Montana Code Annotated 2023

TITLE 32. FINANCIAL INSTITUTIONS

CHAPTER 1. BANKS AND TRUST COMPANIES

Part 5. Dissolution, Closing, and Liquidation

Claims -- Order Of Payment -- Priorities

32-1-534. Claims -- order of payment -- priorities. (1) Except as otherwise provided by the Uniform Commercial Code, the order of payment of the debts of a bank liquidated by the department is as follows:

(a) the expense of liquidation, including compensation of agents, employees, and attorneys;

(b) all funds of any other bank in process of liquidation by the department and placed on deposit by the department;

(c) all funds held by the bank in trust;

(d) debts due depositors or holders of cashier's checks, certified checks, and drafts on correspondent banks, including protest fees paid by them on valid checks or drafts presented after closing of the bank, pro rata. All deposit balances of other banks or trust companies and all deposits of public funds of every kind (except those actually placed on special deposit under the statutes providing for deposit), including those of the United States, the state of Montana, and every county, district, municipality, political subdivision, or public corporation of this state, whether secured or unsecured or whether deposited in violation of law or otherwise, are included within the terms of this subsection (1)(d) and take the same priority as debts due any other depositor. Accrued interest on savings accounts, certificates of deposit, or other interest-bearing contracts, up to the time of the closing of the bank, is considered as part of the debt due.

(e) interest on the classes of claims contained in subsections (1)(a) through (1)(d) without regard to the priority computed from the date of closing of the bank at the rate of 7% a year;

(f) unliquidated claims for damages and similar claims, including claims of stockholders for amounts claimed to have been voluntarily advanced to the bank or paid in by way of special or voluntary or other assessments.

(2) The department may, in its discretion, without regard to the priorities fixed in subsections (1)(c) through (1)(f) or in preference to the payment of any claims of creditors within these subsections, pay off and discharge any lien, claim, or charge against the assets or property of the bank in its hands and pay those sums it considers necessary for the preservation, maintenance, conservation, and protection of those assets and property and property on which the bank has liens by mortgage or otherwise. The department may create a fund or retain, in preference to the claim of any creditors in subsections (1)(c) through (1)(f), money for those purposes.

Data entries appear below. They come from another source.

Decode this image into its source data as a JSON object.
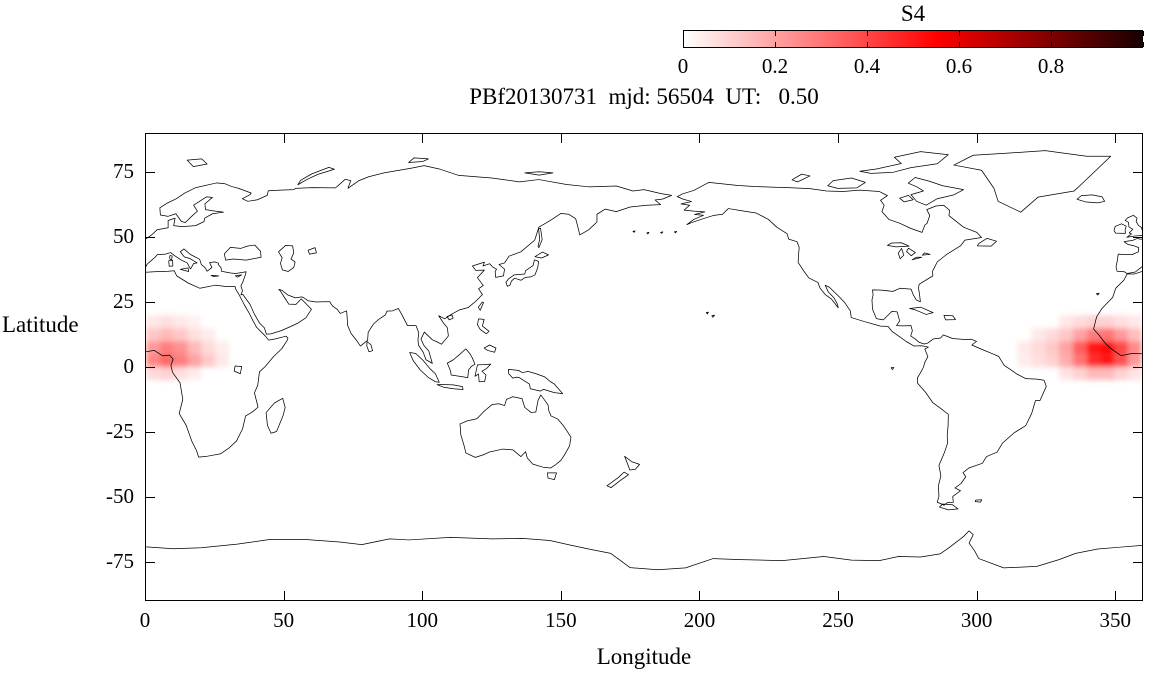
{
  "figure": {
    "title": "PBf20130731  mjd: 56504  UT:   0.50",
    "xlabel": "Longitude",
    "ylabel": "Latitude",
    "colorbar_label": "S4"
  },
  "chart_data": {
    "type": "heatmap",
    "title": "PBf20130731  mjd: 56504  UT:   0.50",
    "xlabel": "Longitude",
    "ylabel": "Latitude",
    "xlim": [
      0,
      360
    ],
    "ylim": [
      -90,
      90
    ],
    "x_ticks": [
      0,
      50,
      100,
      150,
      200,
      250,
      300,
      350
    ],
    "y_ticks": [
      75,
      50,
      25,
      0,
      -25,
      -50,
      -75
    ],
    "grid": false,
    "basemap": "world-coastlines-equirectangular",
    "colorbar": {
      "label": "S4",
      "min": 0,
      "max": 1,
      "tick_values": [
        0,
        0.2,
        0.4,
        0.6,
        0.8
      ],
      "tick_labels": [
        "0",
        "0.2",
        "0.4",
        "0.6",
        "0.8"
      ],
      "color_low": "#ffffff",
      "color_mid": "#ff0000",
      "color_high": "#190000",
      "position": "top-right-horizontal"
    },
    "cell_size_deg": 5,
    "cells": [
      [
        0,
        15,
        0.05
      ],
      [
        5,
        15,
        0.07
      ],
      [
        10,
        15,
        0.05
      ],
      [
        15,
        15,
        0.03
      ],
      [
        0,
        10,
        0.12
      ],
      [
        5,
        10,
        0.15
      ],
      [
        10,
        10,
        0.12
      ],
      [
        15,
        10,
        0.07
      ],
      [
        20,
        10,
        0.04
      ],
      [
        0,
        5,
        0.22
      ],
      [
        5,
        5,
        0.28
      ],
      [
        10,
        5,
        0.24
      ],
      [
        15,
        5,
        0.15
      ],
      [
        20,
        5,
        0.08
      ],
      [
        25,
        5,
        0.04
      ],
      [
        0,
        0,
        0.26
      ],
      [
        5,
        0,
        0.32
      ],
      [
        10,
        0,
        0.28
      ],
      [
        15,
        0,
        0.2
      ],
      [
        20,
        0,
        0.12
      ],
      [
        25,
        0,
        0.05
      ],
      [
        0,
        -5,
        0.08
      ],
      [
        5,
        -5,
        0.1
      ],
      [
        10,
        -5,
        0.07
      ],
      [
        15,
        -5,
        0.04
      ],
      [
        330,
        15,
        0.05
      ],
      [
        335,
        15,
        0.08
      ],
      [
        340,
        15,
        0.1
      ],
      [
        345,
        15,
        0.1
      ],
      [
        350,
        15,
        0.07
      ],
      [
        355,
        15,
        0.05
      ],
      [
        320,
        10,
        0.05
      ],
      [
        325,
        10,
        0.08
      ],
      [
        330,
        10,
        0.12
      ],
      [
        335,
        10,
        0.2
      ],
      [
        340,
        10,
        0.28
      ],
      [
        345,
        10,
        0.3
      ],
      [
        350,
        10,
        0.22
      ],
      [
        355,
        10,
        0.14
      ],
      [
        315,
        5,
        0.05
      ],
      [
        320,
        5,
        0.08
      ],
      [
        325,
        5,
        0.12
      ],
      [
        330,
        5,
        0.2
      ],
      [
        335,
        5,
        0.35
      ],
      [
        340,
        5,
        0.5
      ],
      [
        345,
        5,
        0.52
      ],
      [
        350,
        5,
        0.4
      ],
      [
        355,
        5,
        0.25
      ],
      [
        315,
        0,
        0.04
      ],
      [
        320,
        0,
        0.07
      ],
      [
        325,
        0,
        0.1
      ],
      [
        330,
        0,
        0.18
      ],
      [
        335,
        0,
        0.3
      ],
      [
        340,
        0,
        0.45
      ],
      [
        345,
        0,
        0.5
      ],
      [
        350,
        0,
        0.38
      ],
      [
        355,
        0,
        0.22
      ],
      [
        330,
        -5,
        0.06
      ],
      [
        335,
        -5,
        0.1
      ],
      [
        340,
        -5,
        0.15
      ],
      [
        345,
        -5,
        0.15
      ],
      [
        350,
        -5,
        0.1
      ],
      [
        355,
        -5,
        0.06
      ]
    ]
  }
}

(3) Collateral that has been put up or pledged as security for the payment of bills payable by a bank or loans or discounts that have been outstanding as rediscounts of a bank prior to the closing of it is not available to the other creditors of the bank in whole or in part until the bills payable or rediscounts have been retired, after which offsets as provided in this section must be allowed.

(4) Deposits of a person, firm, or corporation in a bank that is in the possession of the department may be offset against any indebtedness (subject to the conditions of subsection (3)), except assessments on stock, due to the bank from that person, firm, or corporation. All dividends when declared in favor of a creditor of the bank may be applied, in the discretion of the department, in satisfaction of the indebtedness, if any, due the bank from the creditor.

History: En. Sec. 134, Ch. 89, L. 1927; amd. Sec. 4, Ch. 145, L. 1931; re-en. Sec. 6014.144, R.C.M. 1935; amd. Sec. 11-104, Ch. 264, L. 1963; amd. Sec. 56, Ch. 431, L. 1975; R.C.M. 1947, 5-1114; amd. Sec. 5, Ch. 36, L. 1979; amd. Sec. 42, Ch. 395, L. 1993.